Uyandığımda yanımda Poyraz vardı. Bana sıkıca sarılmıştı. Kollarından ayrılmaya çalıştım. Bu aralar boyu uzanmıştı. Boyu ne kadar uzun olsa da kendisi hala küçüktü. Çoğu şeyde benden yardım isterdi. Hiçbir zaman kaba davranmaz, hep kibar olurdu. Özellikle bana karşı.
Bazen tartışsak da hemen aramızdaki buzlar eridi.
Bana hep küçük annem derdi. Gerçi hala öyle söylüyor.

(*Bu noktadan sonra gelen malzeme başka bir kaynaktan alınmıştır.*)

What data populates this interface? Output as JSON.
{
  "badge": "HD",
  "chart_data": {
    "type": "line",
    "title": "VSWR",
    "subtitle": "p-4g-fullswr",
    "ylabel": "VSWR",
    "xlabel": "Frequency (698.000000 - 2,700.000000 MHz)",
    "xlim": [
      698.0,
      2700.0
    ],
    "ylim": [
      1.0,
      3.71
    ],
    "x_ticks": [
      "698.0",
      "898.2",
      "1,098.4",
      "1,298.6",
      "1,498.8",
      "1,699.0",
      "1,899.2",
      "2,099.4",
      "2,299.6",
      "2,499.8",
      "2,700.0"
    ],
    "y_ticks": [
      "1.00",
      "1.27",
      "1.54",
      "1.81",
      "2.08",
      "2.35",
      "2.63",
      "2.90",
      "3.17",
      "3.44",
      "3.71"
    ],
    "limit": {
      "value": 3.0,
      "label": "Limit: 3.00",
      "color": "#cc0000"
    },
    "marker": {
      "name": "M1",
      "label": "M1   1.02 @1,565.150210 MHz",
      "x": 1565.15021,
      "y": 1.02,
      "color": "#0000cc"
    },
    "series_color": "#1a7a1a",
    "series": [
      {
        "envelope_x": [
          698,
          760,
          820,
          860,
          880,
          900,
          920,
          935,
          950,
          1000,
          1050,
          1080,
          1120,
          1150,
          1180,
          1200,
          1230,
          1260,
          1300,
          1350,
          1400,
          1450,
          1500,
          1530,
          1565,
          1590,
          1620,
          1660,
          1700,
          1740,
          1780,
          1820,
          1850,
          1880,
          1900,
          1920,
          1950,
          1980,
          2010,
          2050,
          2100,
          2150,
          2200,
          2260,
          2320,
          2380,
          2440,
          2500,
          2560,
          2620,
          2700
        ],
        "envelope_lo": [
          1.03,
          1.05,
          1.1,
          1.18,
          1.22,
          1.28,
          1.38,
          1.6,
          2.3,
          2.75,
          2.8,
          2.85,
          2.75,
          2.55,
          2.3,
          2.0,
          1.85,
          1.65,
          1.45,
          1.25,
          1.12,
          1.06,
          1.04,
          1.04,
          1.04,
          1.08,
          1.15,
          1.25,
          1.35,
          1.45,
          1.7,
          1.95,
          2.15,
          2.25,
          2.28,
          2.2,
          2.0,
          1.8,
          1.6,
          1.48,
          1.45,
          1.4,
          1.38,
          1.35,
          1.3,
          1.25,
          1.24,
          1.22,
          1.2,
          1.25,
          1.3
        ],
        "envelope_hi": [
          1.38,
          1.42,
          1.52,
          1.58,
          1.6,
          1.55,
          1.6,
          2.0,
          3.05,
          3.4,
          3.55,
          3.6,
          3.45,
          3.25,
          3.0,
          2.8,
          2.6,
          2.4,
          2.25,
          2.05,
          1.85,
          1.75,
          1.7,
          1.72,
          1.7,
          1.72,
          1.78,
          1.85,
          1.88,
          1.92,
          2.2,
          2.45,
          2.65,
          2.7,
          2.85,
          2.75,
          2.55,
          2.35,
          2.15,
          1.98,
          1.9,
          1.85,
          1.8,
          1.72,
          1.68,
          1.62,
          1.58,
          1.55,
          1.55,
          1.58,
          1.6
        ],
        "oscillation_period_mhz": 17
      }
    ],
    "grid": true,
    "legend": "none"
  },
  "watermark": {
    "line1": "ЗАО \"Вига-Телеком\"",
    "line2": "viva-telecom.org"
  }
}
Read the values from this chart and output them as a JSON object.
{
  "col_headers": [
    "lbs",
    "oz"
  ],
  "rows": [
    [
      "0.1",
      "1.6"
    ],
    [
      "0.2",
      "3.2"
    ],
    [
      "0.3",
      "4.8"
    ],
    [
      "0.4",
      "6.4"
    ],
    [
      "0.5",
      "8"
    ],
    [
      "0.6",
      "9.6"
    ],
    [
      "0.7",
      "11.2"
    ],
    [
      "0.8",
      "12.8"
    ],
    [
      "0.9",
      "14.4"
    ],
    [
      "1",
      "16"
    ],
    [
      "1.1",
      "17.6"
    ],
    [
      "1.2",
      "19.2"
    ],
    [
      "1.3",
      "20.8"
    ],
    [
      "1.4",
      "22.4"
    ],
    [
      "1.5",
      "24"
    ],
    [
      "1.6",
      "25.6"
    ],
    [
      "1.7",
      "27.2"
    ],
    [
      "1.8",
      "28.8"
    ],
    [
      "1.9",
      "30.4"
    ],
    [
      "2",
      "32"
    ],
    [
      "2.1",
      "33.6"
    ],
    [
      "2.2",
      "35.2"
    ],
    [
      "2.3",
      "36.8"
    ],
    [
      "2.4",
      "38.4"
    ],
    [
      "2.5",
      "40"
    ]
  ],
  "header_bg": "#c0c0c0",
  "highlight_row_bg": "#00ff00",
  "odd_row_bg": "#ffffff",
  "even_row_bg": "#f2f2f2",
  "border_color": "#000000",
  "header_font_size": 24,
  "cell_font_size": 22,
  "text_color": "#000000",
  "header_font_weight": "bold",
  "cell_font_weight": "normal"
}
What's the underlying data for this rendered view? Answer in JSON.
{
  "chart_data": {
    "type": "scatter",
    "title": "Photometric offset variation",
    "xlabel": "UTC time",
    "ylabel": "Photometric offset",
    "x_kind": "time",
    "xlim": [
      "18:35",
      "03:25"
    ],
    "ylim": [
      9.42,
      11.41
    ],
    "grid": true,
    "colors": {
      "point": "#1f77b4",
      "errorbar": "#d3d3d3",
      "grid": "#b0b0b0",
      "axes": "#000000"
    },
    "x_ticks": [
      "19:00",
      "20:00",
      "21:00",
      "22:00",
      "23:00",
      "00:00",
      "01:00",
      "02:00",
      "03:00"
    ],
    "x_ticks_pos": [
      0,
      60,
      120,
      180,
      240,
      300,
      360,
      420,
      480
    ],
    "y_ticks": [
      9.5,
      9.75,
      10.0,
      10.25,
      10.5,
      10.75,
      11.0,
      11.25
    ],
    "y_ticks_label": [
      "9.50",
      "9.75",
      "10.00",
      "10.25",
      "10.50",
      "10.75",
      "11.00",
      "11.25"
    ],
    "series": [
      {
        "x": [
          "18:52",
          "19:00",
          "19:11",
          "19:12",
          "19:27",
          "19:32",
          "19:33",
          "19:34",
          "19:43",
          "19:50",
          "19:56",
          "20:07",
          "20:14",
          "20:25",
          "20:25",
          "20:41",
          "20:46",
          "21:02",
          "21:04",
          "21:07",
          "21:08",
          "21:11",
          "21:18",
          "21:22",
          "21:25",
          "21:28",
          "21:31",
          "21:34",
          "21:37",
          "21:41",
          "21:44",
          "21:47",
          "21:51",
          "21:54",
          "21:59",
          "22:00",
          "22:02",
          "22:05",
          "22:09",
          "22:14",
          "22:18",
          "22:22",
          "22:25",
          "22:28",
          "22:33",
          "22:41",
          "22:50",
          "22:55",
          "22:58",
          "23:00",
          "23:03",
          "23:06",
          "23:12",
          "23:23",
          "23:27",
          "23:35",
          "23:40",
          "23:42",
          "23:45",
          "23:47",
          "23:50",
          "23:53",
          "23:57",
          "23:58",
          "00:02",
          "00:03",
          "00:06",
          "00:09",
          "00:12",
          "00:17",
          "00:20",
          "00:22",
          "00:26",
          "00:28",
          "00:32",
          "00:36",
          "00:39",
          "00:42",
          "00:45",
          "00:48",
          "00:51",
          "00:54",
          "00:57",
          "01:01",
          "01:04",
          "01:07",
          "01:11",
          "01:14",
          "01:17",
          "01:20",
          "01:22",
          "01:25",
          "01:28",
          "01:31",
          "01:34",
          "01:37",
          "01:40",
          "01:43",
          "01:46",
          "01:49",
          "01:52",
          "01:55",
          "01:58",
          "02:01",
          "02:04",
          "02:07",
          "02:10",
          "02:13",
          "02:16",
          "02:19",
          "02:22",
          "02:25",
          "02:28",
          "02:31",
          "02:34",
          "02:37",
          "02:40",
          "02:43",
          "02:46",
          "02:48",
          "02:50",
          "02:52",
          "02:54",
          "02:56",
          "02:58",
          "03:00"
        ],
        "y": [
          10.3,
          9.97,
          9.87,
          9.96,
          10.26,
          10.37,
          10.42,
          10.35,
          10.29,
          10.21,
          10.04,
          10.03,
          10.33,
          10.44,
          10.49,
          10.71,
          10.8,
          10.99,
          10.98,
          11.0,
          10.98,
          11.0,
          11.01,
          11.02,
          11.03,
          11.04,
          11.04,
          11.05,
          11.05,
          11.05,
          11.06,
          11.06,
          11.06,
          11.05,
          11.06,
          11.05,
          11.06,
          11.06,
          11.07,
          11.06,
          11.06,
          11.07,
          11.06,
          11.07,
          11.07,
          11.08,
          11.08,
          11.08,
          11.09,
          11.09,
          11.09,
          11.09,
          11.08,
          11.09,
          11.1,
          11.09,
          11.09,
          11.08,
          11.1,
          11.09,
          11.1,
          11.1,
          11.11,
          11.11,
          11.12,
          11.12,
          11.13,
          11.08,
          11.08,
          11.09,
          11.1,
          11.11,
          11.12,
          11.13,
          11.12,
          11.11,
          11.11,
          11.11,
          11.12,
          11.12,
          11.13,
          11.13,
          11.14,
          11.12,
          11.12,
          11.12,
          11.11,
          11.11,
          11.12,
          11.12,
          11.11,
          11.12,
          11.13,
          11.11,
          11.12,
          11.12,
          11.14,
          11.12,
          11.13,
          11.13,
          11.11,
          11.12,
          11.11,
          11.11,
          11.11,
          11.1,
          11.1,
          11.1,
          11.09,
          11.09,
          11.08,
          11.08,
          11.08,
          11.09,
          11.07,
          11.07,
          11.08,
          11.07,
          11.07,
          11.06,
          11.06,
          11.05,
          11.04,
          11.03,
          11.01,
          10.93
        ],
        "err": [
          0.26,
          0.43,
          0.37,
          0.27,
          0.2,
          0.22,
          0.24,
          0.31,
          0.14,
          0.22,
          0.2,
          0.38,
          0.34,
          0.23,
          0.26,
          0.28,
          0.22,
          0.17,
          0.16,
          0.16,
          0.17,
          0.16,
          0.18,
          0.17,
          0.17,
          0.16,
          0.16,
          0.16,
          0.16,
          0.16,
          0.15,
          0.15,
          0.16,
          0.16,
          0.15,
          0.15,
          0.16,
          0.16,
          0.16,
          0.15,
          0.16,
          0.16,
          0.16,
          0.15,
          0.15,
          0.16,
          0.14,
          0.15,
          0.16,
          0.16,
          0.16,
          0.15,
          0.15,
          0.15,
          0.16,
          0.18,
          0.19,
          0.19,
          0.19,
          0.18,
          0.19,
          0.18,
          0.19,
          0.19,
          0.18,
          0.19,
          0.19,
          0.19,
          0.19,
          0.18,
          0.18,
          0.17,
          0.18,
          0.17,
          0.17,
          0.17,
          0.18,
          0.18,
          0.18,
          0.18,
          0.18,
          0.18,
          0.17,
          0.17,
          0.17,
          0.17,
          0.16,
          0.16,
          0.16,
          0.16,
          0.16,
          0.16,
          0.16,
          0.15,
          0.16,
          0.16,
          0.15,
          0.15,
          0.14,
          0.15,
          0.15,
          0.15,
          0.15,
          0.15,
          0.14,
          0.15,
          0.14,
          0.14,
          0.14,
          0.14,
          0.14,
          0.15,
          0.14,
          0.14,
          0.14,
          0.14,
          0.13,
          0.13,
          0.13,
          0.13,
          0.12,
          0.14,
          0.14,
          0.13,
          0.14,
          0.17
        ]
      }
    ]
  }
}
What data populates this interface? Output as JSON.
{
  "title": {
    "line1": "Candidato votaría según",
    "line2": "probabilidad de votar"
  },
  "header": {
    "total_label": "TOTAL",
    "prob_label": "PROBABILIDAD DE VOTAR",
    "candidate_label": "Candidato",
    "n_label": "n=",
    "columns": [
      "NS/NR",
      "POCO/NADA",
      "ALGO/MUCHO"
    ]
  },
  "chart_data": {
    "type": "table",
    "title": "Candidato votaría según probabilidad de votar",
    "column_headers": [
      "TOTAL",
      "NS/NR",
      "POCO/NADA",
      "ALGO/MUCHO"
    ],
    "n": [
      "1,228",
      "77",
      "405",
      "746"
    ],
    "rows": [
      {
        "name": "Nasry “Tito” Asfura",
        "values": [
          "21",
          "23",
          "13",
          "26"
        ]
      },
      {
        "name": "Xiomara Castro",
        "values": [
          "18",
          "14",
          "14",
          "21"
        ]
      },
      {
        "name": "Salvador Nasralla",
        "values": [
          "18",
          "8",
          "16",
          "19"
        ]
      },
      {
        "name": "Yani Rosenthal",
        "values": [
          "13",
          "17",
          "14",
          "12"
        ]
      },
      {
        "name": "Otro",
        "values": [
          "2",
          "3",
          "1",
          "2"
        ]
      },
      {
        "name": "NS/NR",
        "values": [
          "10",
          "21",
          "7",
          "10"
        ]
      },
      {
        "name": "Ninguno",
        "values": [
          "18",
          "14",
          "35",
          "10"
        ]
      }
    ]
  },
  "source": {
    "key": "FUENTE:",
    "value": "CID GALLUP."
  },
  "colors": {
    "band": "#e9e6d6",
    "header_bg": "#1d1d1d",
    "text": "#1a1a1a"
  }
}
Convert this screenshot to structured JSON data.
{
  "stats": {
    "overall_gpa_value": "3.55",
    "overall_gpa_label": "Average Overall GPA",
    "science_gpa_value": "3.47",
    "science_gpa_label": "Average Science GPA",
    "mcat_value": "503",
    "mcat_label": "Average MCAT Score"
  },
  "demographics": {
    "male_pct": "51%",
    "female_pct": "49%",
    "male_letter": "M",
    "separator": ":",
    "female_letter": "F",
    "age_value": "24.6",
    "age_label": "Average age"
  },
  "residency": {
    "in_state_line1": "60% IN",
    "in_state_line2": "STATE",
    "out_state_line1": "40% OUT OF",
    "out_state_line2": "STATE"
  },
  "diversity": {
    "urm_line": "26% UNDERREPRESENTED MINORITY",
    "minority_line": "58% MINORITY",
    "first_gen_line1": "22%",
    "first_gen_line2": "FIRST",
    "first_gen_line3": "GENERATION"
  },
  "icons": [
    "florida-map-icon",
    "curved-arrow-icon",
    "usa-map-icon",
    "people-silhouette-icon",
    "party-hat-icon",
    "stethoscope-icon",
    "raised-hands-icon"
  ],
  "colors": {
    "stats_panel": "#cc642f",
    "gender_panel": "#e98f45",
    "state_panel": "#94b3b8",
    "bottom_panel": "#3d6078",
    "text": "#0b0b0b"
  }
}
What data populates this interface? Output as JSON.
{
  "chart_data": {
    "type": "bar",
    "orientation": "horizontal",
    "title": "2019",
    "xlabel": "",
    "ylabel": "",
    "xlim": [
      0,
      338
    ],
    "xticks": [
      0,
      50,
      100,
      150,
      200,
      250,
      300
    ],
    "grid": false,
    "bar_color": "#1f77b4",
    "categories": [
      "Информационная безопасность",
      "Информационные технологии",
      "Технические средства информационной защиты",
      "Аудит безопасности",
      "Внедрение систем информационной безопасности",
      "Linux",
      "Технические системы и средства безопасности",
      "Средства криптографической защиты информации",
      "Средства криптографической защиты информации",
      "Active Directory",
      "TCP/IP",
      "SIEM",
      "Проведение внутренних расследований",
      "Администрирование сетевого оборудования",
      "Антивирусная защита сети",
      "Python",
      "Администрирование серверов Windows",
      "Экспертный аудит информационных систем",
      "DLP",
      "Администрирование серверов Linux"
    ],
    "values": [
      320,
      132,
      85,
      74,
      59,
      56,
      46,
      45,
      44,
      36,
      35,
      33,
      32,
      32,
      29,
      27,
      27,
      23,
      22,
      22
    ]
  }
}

Ben: Poyraz, Poyraz hadi uyan. Sabah oldu
Yavaşça gözlerini açtı. Çok tatlı gözüküyordu. Uykulu haliyle gülümsedi.
Poyraz: Günaydın.
Ben: Günaydın.
Dedi ve kollarını gevşetti. Yataktan kalktım. Lavaboya girdim. İşlerimi halledip çıktığımda Poyraz gitmişti. Ben de üzerimi değiştirdim. En rahat pijama takımımı giydim ve aşağı indim. Herkes beni bekliyordu. Ben de oturdum masaya. Kapının önüne baktığımda siyah bir çanta vardı.
Yemeğimizi yedik. Şu an Meriç abimi yolcu ediyoruz.
Meriç abim: Selin ve Poyraz, akıllı durun. Ben gelene kadar Rüzgar ne derse o. Tamam mı?
Ben: Tamam abi.
Meriç abim: Poyraz gelince tüm soruları kontrol edeceğim. Unuttum sanma
Dedim. Abim bizi de öptü ve gitti.
Rüzgar abim: Arabamın anahtarını vermedi.
Dedi büyük bir hayal kırıklığı ile. Hepimiz içeri geçtik. Abimin telefonu çaldı. Ekranda her kim varsa gülerek telefonu açtı
Rüzgar abim: Tamam
Dedi ve yanımızdan kalktı. Başka bir odaya geçti. Ben de ayağa kalktım.
Ayaz abim: Nereye cadı?
Ben: Odama.
Dedim ve yukarı çıkmaya başladım. Abimin telefonla konuşma sesi geliyordu.
Rüzgar abim: Bu akşam saat sekizde. Görüşürüz.
Abimin ayak sesini duydum ve hemen geri merdivenlere döndüm. Abim odadan çıkmıştı.
Rüzgar abim: Nereye Selin?
Ben: Öyle katları gezeyim dedim. Sıkıldım abi. Nereye gideceğim odama gidiyorum.
Dedim. Abim de başını salladı. Odama çıktım. Kapıyı kapatacağim anda bir el gördüm ve çığlık attım.
Ben: Aaaaa kimsin sen?
Poyraz: Benim abla
Dedi huysuzca. Poyraz i odaya aldım.
Poyraz: Abla? Ben nasıl bin soru çözeceğim?
Ben: Bin soru değil , bin sorudan fazla.
Poyraz: Selin! Dalga mı geçiyorsun?
Ben: Evet.
Dedim ve güldüm.
Ben: Poyraz seninki yine iyi. Ben okuldan gelince o kadar soru çözüyordum. Bir de Ayaz veya Rüzgar abim başımda bekliyordu. Gerisini sen düşün.
Poyraz: Abla bana yardım etsene.
Dedi.
Ben: Abim anlar. Ya gelince sana - bana bu soruyu nasıl çözdüğünü anlar Poyraz - derse?